ANC secretary in KwaZulu-Natal Super Zuma said while they will discuss the issue‚ the ball is also in the national government’s court to discuss the issue at cabinet level.
“Yes we did an assessment of the MEC and all other MECs last year. We had no problem with him except pointing to a few areas of improvements to all the MECs. We haven’t assessed him this year‚” he said.
Keeka said it was unlikely that the department would heed the report from the SAHRC.
“We therefore urge the commission to begin legal consultation immediately in anticipation of this and advise that they ensure through courts‚ if it comes to that‚ that the interests of the people of our province are placed first. They must be prepared to initiate prosecution if the MEC and his department create delays or even disregard this report‚” said Keeka.
Dhlomo and his department are now required to report to the Commission‚ within ten days of receipt of the report on its investigation.
“We expect nothing but denials‚ obfuscation and more failures of accountability‚ as this is the pattern set in stone in the ANC government‚” said Keeka.
Health activist Mary de Haas said the report findings were fair but failed to take into account the reason for the non-functioning machines especially at Addington which has massively contributed to the patient backlog.
"There has been much controversy about the machines at Addington hospital which were not serviced after the supplier wasn't paid.

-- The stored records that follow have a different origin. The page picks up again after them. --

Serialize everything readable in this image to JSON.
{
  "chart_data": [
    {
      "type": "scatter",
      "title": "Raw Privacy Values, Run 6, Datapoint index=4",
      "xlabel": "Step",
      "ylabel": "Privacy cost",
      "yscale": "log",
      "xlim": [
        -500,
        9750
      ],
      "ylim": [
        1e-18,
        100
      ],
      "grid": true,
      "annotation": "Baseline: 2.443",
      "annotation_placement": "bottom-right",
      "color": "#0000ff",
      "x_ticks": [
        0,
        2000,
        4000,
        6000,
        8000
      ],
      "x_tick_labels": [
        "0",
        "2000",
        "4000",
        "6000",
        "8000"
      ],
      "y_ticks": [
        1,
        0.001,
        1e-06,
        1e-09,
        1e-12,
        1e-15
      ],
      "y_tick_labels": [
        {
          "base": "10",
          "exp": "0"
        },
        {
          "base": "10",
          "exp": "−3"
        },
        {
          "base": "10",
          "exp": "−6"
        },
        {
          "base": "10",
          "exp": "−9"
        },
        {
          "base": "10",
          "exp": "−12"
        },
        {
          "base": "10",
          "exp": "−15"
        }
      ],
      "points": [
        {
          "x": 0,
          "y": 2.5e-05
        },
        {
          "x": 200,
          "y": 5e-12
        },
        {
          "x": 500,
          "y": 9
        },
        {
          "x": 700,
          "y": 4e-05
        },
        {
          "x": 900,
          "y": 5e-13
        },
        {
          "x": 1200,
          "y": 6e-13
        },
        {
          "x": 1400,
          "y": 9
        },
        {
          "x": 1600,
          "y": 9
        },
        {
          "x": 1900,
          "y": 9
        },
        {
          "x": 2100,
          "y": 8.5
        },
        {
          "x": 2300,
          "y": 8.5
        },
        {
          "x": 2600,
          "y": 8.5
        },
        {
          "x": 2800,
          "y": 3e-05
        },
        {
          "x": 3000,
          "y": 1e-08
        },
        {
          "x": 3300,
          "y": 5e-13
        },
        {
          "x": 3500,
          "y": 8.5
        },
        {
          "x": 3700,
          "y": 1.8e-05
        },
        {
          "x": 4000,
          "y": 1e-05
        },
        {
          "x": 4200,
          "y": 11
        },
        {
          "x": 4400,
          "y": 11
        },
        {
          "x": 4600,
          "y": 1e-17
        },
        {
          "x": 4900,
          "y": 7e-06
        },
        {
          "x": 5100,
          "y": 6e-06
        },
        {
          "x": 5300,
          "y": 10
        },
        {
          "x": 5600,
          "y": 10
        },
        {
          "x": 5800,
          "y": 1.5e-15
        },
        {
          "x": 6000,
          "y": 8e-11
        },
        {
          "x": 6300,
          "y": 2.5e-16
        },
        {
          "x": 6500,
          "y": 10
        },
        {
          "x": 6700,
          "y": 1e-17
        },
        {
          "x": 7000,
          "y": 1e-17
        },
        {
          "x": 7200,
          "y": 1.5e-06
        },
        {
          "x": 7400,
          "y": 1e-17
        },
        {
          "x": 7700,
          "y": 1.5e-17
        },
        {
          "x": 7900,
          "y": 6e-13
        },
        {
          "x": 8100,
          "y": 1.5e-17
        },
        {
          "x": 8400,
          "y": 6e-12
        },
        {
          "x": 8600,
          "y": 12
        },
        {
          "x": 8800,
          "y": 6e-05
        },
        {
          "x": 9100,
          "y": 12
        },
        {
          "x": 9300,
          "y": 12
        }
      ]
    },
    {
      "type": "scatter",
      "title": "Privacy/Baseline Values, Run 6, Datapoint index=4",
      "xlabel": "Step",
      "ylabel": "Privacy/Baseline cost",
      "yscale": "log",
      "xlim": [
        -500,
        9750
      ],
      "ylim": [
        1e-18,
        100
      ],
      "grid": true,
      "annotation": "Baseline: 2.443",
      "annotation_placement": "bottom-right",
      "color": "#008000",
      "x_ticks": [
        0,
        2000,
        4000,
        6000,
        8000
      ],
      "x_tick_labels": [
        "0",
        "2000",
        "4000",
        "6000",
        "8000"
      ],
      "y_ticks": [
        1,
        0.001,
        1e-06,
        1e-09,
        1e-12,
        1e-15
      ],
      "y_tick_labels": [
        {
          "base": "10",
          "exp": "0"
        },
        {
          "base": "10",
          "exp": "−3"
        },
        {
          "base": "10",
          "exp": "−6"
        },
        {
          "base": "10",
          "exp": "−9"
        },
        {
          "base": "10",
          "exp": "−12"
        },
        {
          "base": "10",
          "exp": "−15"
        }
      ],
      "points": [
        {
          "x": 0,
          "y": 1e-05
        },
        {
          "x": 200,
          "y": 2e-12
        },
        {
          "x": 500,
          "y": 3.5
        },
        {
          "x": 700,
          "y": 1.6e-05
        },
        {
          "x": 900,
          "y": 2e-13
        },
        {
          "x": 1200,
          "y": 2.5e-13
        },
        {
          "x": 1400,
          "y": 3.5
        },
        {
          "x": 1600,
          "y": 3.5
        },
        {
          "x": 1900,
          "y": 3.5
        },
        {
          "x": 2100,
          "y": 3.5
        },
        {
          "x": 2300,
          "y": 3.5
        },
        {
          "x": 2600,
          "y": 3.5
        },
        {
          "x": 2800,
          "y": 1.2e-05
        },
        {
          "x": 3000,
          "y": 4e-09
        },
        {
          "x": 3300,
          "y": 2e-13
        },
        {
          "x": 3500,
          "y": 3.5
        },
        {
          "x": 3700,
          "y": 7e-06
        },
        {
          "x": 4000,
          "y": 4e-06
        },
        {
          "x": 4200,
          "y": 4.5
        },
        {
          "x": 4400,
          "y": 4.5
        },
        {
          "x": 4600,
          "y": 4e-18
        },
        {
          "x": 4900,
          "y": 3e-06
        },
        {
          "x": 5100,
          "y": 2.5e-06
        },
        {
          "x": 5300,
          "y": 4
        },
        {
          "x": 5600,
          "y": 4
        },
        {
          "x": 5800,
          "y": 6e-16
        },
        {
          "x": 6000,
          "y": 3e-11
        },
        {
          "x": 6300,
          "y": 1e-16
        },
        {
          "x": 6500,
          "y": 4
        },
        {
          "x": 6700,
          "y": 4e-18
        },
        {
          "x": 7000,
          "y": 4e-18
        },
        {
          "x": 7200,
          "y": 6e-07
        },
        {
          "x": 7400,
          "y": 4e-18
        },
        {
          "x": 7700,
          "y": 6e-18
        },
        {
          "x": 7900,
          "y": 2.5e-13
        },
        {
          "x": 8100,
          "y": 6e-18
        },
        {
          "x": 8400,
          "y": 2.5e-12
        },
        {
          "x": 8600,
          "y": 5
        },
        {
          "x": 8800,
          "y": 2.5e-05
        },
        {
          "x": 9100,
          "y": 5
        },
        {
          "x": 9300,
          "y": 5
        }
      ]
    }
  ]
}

We are aware that the department claims there were irregularities around this process‚ but there is no reason to stop servicing the machines and punish innocent patients."
DA’S recommendations to the KZN Health Department:
- A special committee must be established in KZN to oversee the findings of the Commission. The committee must include the Premier‚ the MEC and opposition spokespeople on Health.
This committee will be responsible for implementing the following short-term solutions:
- Retired oncologists can be approached to consult for the state‚ for a necessary period‚ until the oncology crisis is resolved;
- Specialists in the private sector can be requested to locum in state hospitals and compensation for the difference in rates could be in the form of a tax rebate/discount;
- The Provincial Health Department can go into a partnership agreement with private practices‚ allowing the state to send patients to private practices where the state will pay at a negotiated rate; and
- The National Health Minister‚ Aaron Motsoaledi‚ can exercise the right to fast track registration for foreign doctors in the Health Professions Act so that talented oncologists can be brought in from other countries urgently.